At the end of this work, Lachman provides some brief but quite useful comments upon those who've continued the line of thinking initiated by Jung, including many of the women ("Valkyries," as someone dubbed them) who worked directly with Jung, as well as later and more independent figures such as James Hillman and Anthony Storr. And last but not least, Lachman explores Jung's Red Book, a journal that Jung kept around 1915 to 1930 but which wasn't published until 2009. This work didn't prove to be the Holy Grail of Jungian studies, but, according to Lachman's account, it did shed new light on Jung's project and obviously provides a valuable contribution to understanding the man and his project.
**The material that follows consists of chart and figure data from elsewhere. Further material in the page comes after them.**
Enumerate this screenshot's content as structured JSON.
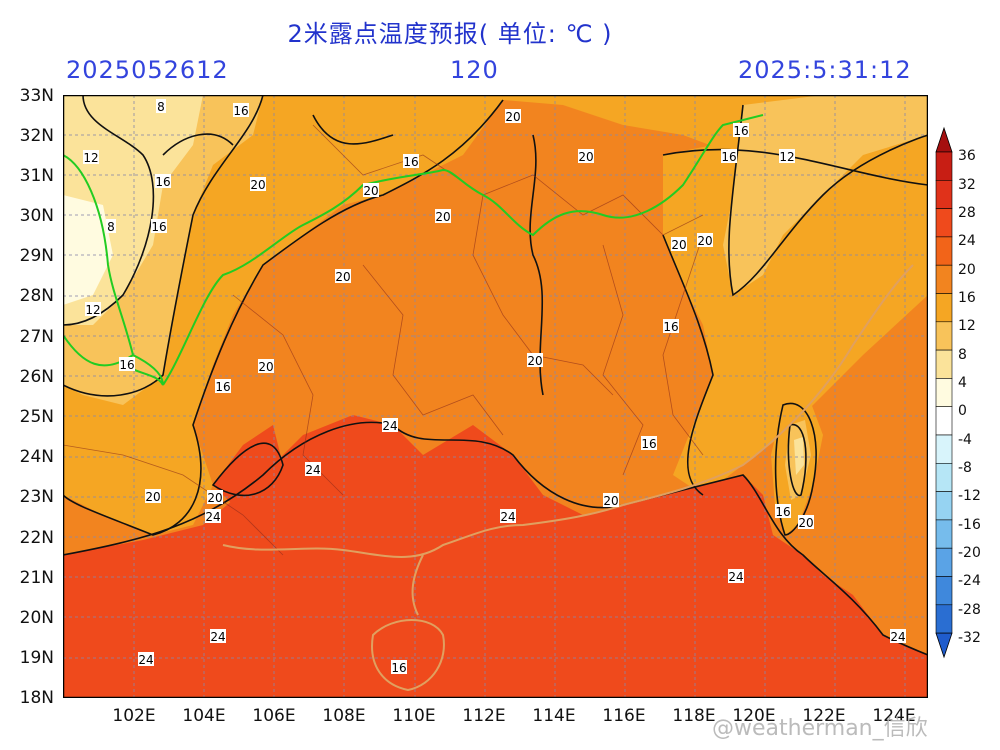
{
  "title": "2米露点温度预报( 单位: ℃ )",
  "init_time": "2025052612",
  "forecast_hour": "120",
  "valid_time": "2025:5:31:12",
  "lat_labels": [
    "33N",
    "32N",
    "31N",
    "30N",
    "29N",
    "28N",
    "27N",
    "26N",
    "25N",
    "24N",
    "23N",
    "22N",
    "21N",
    "20N",
    "19N",
    "18N"
  ],
  "lon_labels": [
    "102E",
    "104E",
    "106E",
    "108E",
    "110E",
    "112E",
    "114E",
    "116E",
    "118E",
    "120E",
    "122E",
    "124E"
  ],
  "colorbar": {
    "levels": [
      "36",
      "32",
      "28",
      "24",
      "20",
      "16",
      "12",
      "8",
      "4",
      "0",
      "-4",
      "-8",
      "-12",
      "-16",
      "-20",
      "-24",
      "-28",
      "-32"
    ],
    "colors": [
      "#a50f0f",
      "#c81e14",
      "#e0321a",
      "#ef4a1c",
      "#f26419",
      "#f2841f",
      "#f5a623",
      "#f8c35a",
      "#fbe39a",
      "#fffbe0",
      "#ffffff",
      "#d8f4fb",
      "#b6e6f6",
      "#96d3f2",
      "#76bcec",
      "#5aa3e6",
      "#3f88dc",
      "#2a6ed2",
      "#1f5ccc"
    ]
  },
  "contour_labels": [
    {
      "text": "8"
    },
    {
      "text": "16"
    },
    {
      "text": "20"
    },
    {
      "text": "12"
    },
    {
      "text": "16"
    },
    {
      "text": "16"
    },
    {
      "text": "20"
    },
    {
      "text": "20"
    },
    {
      "text": "8"
    },
    {
      "text": "16"
    },
    {
      "text": "20"
    },
    {
      "text": "20"
    },
    {
      "text": "16"
    },
    {
      "text": "12"
    },
    {
      "text": "20"
    },
    {
      "text": "20"
    },
    {
      "text": "12"
    },
    {
      "text": "16"
    },
    {
      "text": "20"
    },
    {
      "text": "20"
    },
    {
      "text": "16"
    },
    {
      "text": "16"
    },
    {
      "text": "20"
    },
    {
      "text": "16"
    },
    {
      "text": "24"
    },
    {
      "text": "24"
    },
    {
      "text": "16"
    },
    {
      "text": "20"
    },
    {
      "text": "20"
    },
    {
      "text": "24"
    },
    {
      "text": "20"
    },
    {
      "text": "24"
    },
    {
      "text": "16"
    },
    {
      "text": "20"
    },
    {
      "text": "24"
    },
    {
      "text": "24"
    },
    {
      "text": "24"
    },
    {
      "text": "24"
    },
    {
      "text": "16"
    }
  ],
  "watermark": "@weatherman_信欣"
}
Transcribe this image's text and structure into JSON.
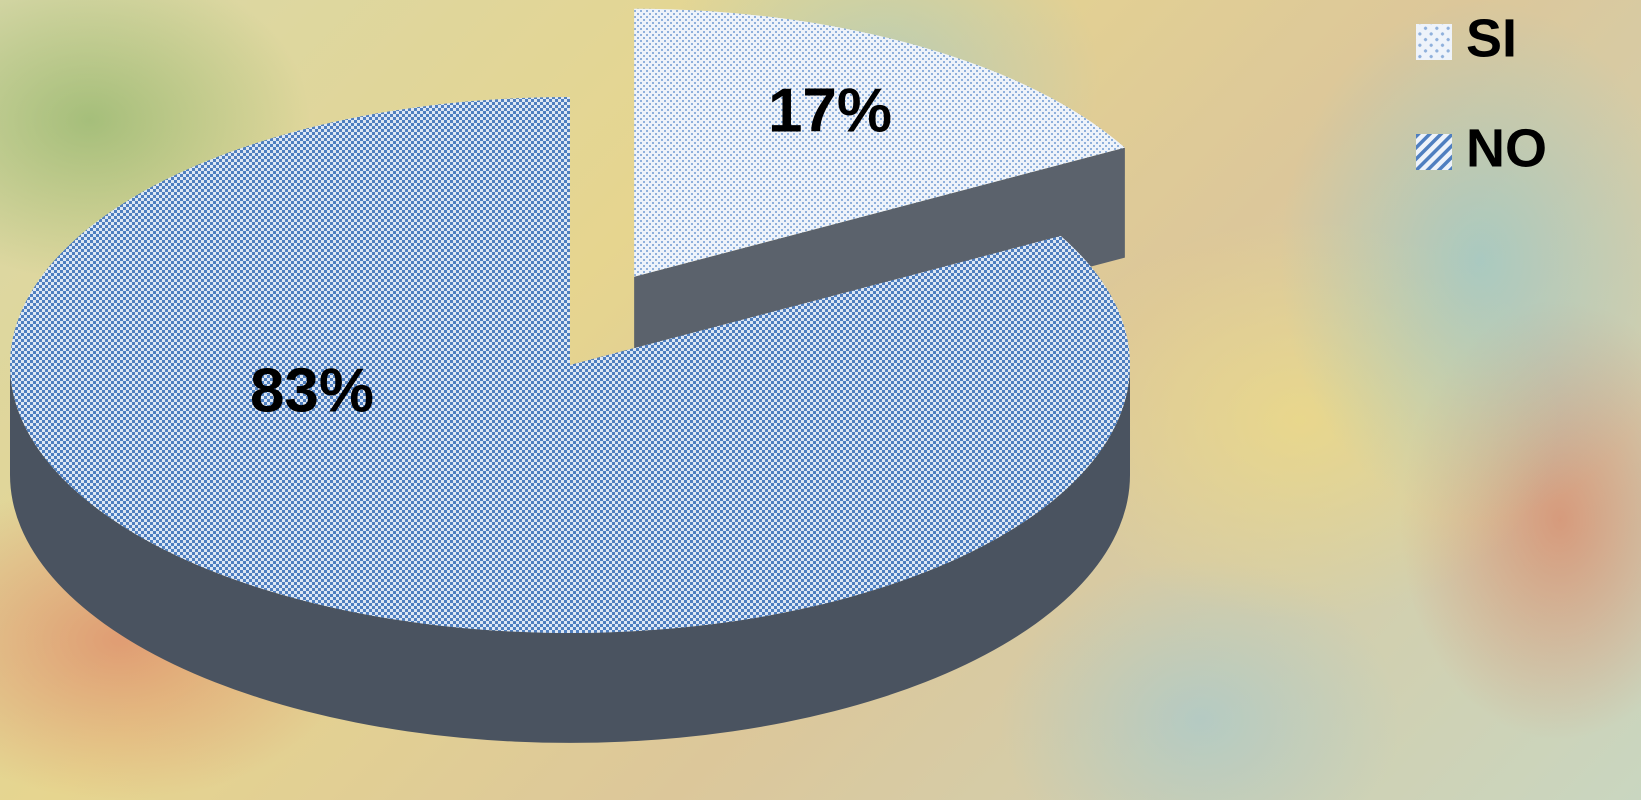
{
  "chart_data": {
    "type": "pie3d",
    "categories": [
      "SI",
      "NO"
    ],
    "values": [
      17,
      83
    ],
    "value_labels": [
      "17%",
      "83%"
    ],
    "colors": [
      "#8fb0dc",
      "#4f7fc0"
    ],
    "legend": "top-right"
  }
}
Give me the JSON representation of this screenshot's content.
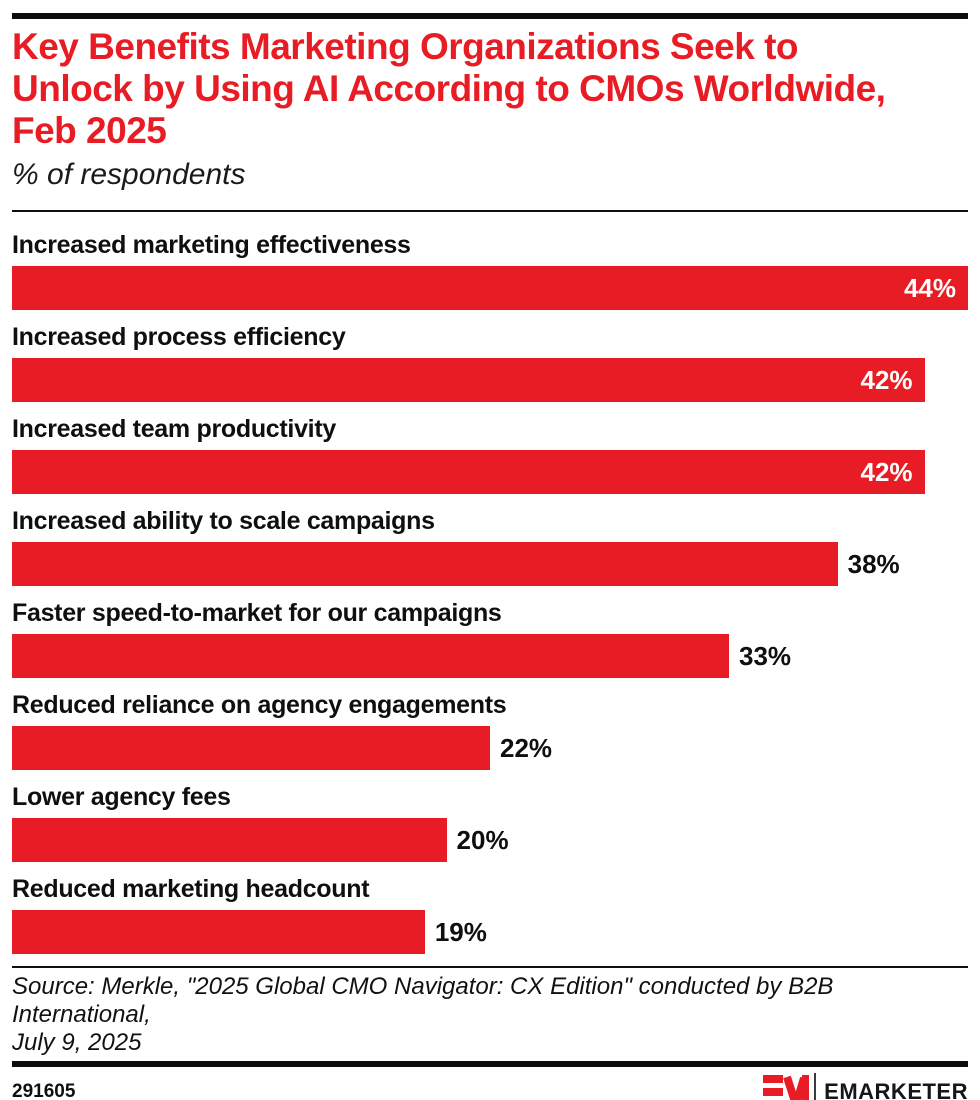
{
  "header": {
    "title": "Key Benefits Marketing Organizations Seek to Unlock by Using AI According to CMOs Worldwide, Feb 2025",
    "title_lines": [
      "Key Benefits Marketing Organizations Seek to",
      "Unlock by Using AI According to CMOs Worldwide,",
      "Feb 2025"
    ],
    "subtitle": "% of respondents"
  },
  "chart_data": {
    "type": "bar",
    "orientation": "horizontal",
    "title": "Key Benefits Marketing Organizations Seek to Unlock by Using AI According to CMOs Worldwide, Feb 2025",
    "subtitle": "% of respondents",
    "categories": [
      "Increased marketing effectiveness",
      "Increased process efficiency",
      "Increased team productivity",
      "Increased ability to scale campaigns",
      "Faster speed-to-market for our campaigns",
      "Reduced reliance on agency engagements",
      "Lower agency fees",
      "Reduced marketing headcount"
    ],
    "values": [
      44,
      42,
      42,
      38,
      33,
      22,
      20,
      19
    ],
    "value_labels": [
      "44%",
      "42%",
      "42%",
      "38%",
      "33%",
      "22%",
      "20%",
      "19%"
    ],
    "value_suffix": "%",
    "xlim": [
      0,
      44
    ],
    "grid": false,
    "legend": false,
    "bar_color": "#e81c24"
  },
  "footer": {
    "source_lines": [
      "Source: Merkle, \"2025 Global CMO Navigator: CX Edition\" conducted by B2B International,",
      "July 9, 2025"
    ],
    "chart_id": "291605",
    "brand_name": "EMARKETER"
  },
  "colors": {
    "accent_red": "#e81c24",
    "ink": "#0f0f0f"
  }
}
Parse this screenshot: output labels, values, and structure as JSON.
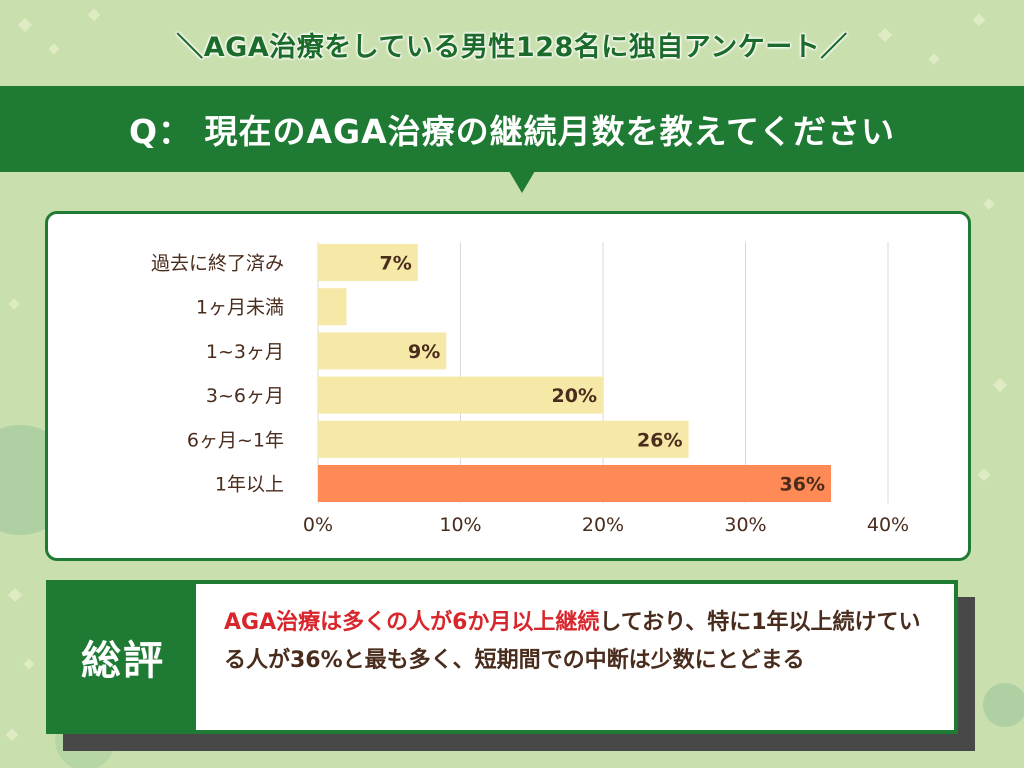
{
  "headline": "＼AGA治療をしている男性128名に独自アンケート／",
  "question": "Q： 現在のAGA治療の継続月数を教えてください",
  "colors": {
    "green": "#1f7a34",
    "bar": "#f6e8a6",
    "highlight_bar": "#ff8a55",
    "highlight_text": "#d8262d",
    "text": "#4a2c1d"
  },
  "chart_data": {
    "type": "bar",
    "orientation": "horizontal",
    "categories": [
      "過去に終了済み",
      "1ヶ月未満",
      "1~3ヶ月",
      "3~6ヶ月",
      "6ヶ月~1年",
      "1年以上"
    ],
    "values": [
      7,
      2,
      9,
      20,
      26,
      36
    ],
    "value_labels": [
      "7%",
      "",
      "9%",
      "20%",
      "26%",
      "36%"
    ],
    "highlight_index": 5,
    "xlim": [
      0,
      40
    ],
    "x_ticks": [
      "0%",
      "10%",
      "20%",
      "30%",
      "40%"
    ],
    "grid": true
  },
  "summary": {
    "label": "総評",
    "highlight": "AGA治療は多くの人が6か月以上継続",
    "rest": "しており、特に1年以上続けている人が36%と最も多く、短期間での中断は少数にとどまる"
  }
}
Now back to this Goodread's rating. If I could award a finer-grained rating, I'd go with a 4.5, somewhat around the B+/A- designation. But, like my alma mater, a "B+" on the comments or on the professor's posted sheets was still just a "B" on the official transcript, and an "A-" was still an "A" on the transcript. The grader has to choose. What tipped me to an "A" for this book? In the end, I gave it the small boost it required because Lachman is such a consistent student (and teacher) in his writings, a "career achievement" bonus if you will. When I begin and complete my next Lachman book, I have little doubt that I'll find the occasion both an enlightening and enjoyable read, and that's merits an "A" rating for an author in my book.